My take on Orson Scott Card

My general opinion on Card is that his earlier stuff is better. I find that these days, he gets too preachy and philosophical (if you can call it that) in his writing for my taste. Give me straight-up storytelling without the moralizing, please.

My favorites:

Folk of the Fringe

I really liked his take on the post-apocalyptic world, and the Mormon religion’s place in it. The best stories (it’s a book of short stories) were the first (the name escapes me now), Pageant Wagon and America, all of which were based on intriguing ideas, well-developed and just plain enjoyable to read.


I set out to dislike this one; I’m really not one who likes “retelling” of Biblical stories. But the storyteller I like in Card came out and he told a really good story about a strong woman and the choices she makes in her life. It’s a really good book. I’d like the chance to read Sarah and Leah and Rebekah, but as the library here doesn’t have them, I’ll have to track down someone who does.

Ender’s Game

It was more violent than I remembered, but it’s still an excellent science fiction story. Though Speaker for the Dead (posted here) is the better book.
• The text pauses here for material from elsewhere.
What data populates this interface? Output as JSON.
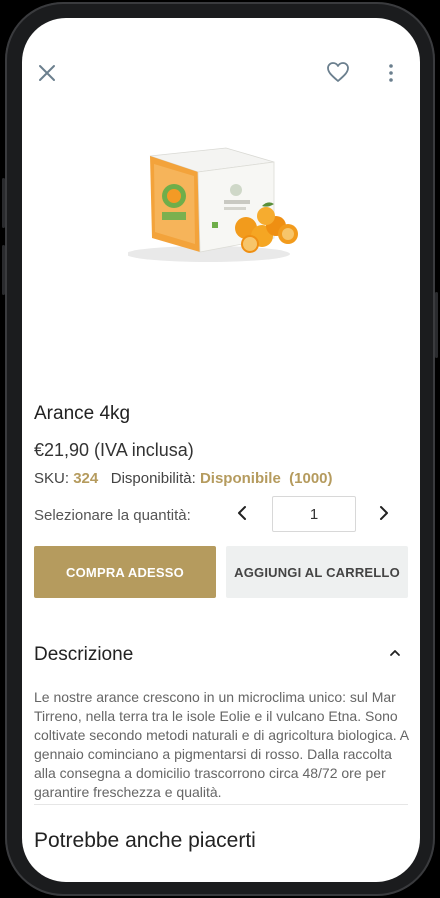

Ones that are just “okay” (not bad, but not great):


An interesting take on Sleeping Beauty, though I was often frustrated with the storytelling. (I often found myself yelling at the book to get back to the story and stop the moralizing!)

Ender’s Shadow

This was fascinating, not because it was well-written (Card’s writing has gotten overly prolific as he’s aged) but because it was a different take on an already told story. It was worth it to read just to get another “perspective” on Ender and his whole saga. A good companion book to Ender’s Game.

Shadow of the Hedgemon

A good book, if you don’t mind it not being about Peter Wiggin. Card doesn’t moralize as much as he usually does and the way Bean goes about rescuing Petra I found quite fascinating.

Ones I wouldn’t read again:

Shadow Puppets

There was too much moralizing not enough storytelling. And the story that was told wasn’t interesting.


It needs to be read, if only to finish off the Ender story. Otherwise, it has no use. I didn’t even bother re-reading Children of the Mind to confirm I hated it when it first came out.

(I think there’s a general trend here… his series tend to deteriorate; the latter books are generally worse than the earlier ones.)

I have read the first three books of the Alvin Maker series, but it’s been a while. I remember liking them, but since the library here doesn’t have them, I haven’t had the chance to re-read them and see if I still think they’re worth the time. I have also read — and would recommend on the basis of what I remember — Card’s collection of short stories, Maps in the Mirror. While, like all of his writing, it’s not consistently good, there are some very good short stories. Granted, it’s been a while since I read it last.

7 thoughts on “My take on Orson Scott Card

  1. The first three Alvin Maker books are definitely worth reading. I like the others, but there is a drop off in … something … I’ve argued for the merits of the latter books as well, but have to admit that the first three are the best.

    Two more that I’d add to your list:

    The Worthing Saga [fascinating take on agency]
    Hart’s Hope [a great fantasy novel — but — has some graphic scenes so be warned — not the type of fantasy novel you would read to your pre-teen]


  2. The Worthing Saga was actually better, I thought in the earlier two revisions. He kept rewriting it until the final revision made it more like the Book of Mormon in form.

    My favorite, although many hate it, is Treason. It too is in two versions, but the latter one is best. It’s very violent, but I think is a very interesting analysis of Orson Pratt’s panpsychism and theory of priesthood, albeit told in a science fiction story.

    I agree with Card’s writing. Although he has had some good ones. I thought Ender’s Shadow was excellent, although its sequels were kind of lacking. I also though the book on Columbus and time travel was great.

    But he always had had a mixed bag…

    The first half of Xenocide was fantastic. The last half sucked, although the sequel improved it a bit. Card has always had trouble with pacing. Even Ender’s Game sort of has an end, and then it goes on with the aliens afterwards for a few dozen pages. Most of his rewrites with the books I mentioned were also pacing problems where he has two or three themes and he can’t get them all tied up together. But Xenocide is the worst in which he did that.


  3. Based on your recommendation, I read _Rebekah_. I did enjoy it, but not quite as much as you did. I would like to read Sarah and Rachel and Leah though. I think I’ll try _Folk of the Fringe_ too.

    Thanks for your recommendations. I had forgotten about _Lolita in Tehran_ and finally am reading it now. I love it. I heard about it on Fresh Air when it first came out and was interested in it then. Thanks for reminding me!


  4. I read Sarah and Rebekah in High School and actually liked Sarah better. (It was his first which goes along with your idea that he gets worse as he goes.) I remember particurally liking Sarah’s character. If you liked Rebekah, I would reccomend it. (I own it too, if you want to borrow it when you are in town.)


  5. I am interested in your article about Speaker for the Dead, though the links I’ve used to try and find it did not work. Would you send me a working link or the text of your analysis? I’m not visiting this blog as often as I would like so if you could correspond via my email address I would appreciate it very much.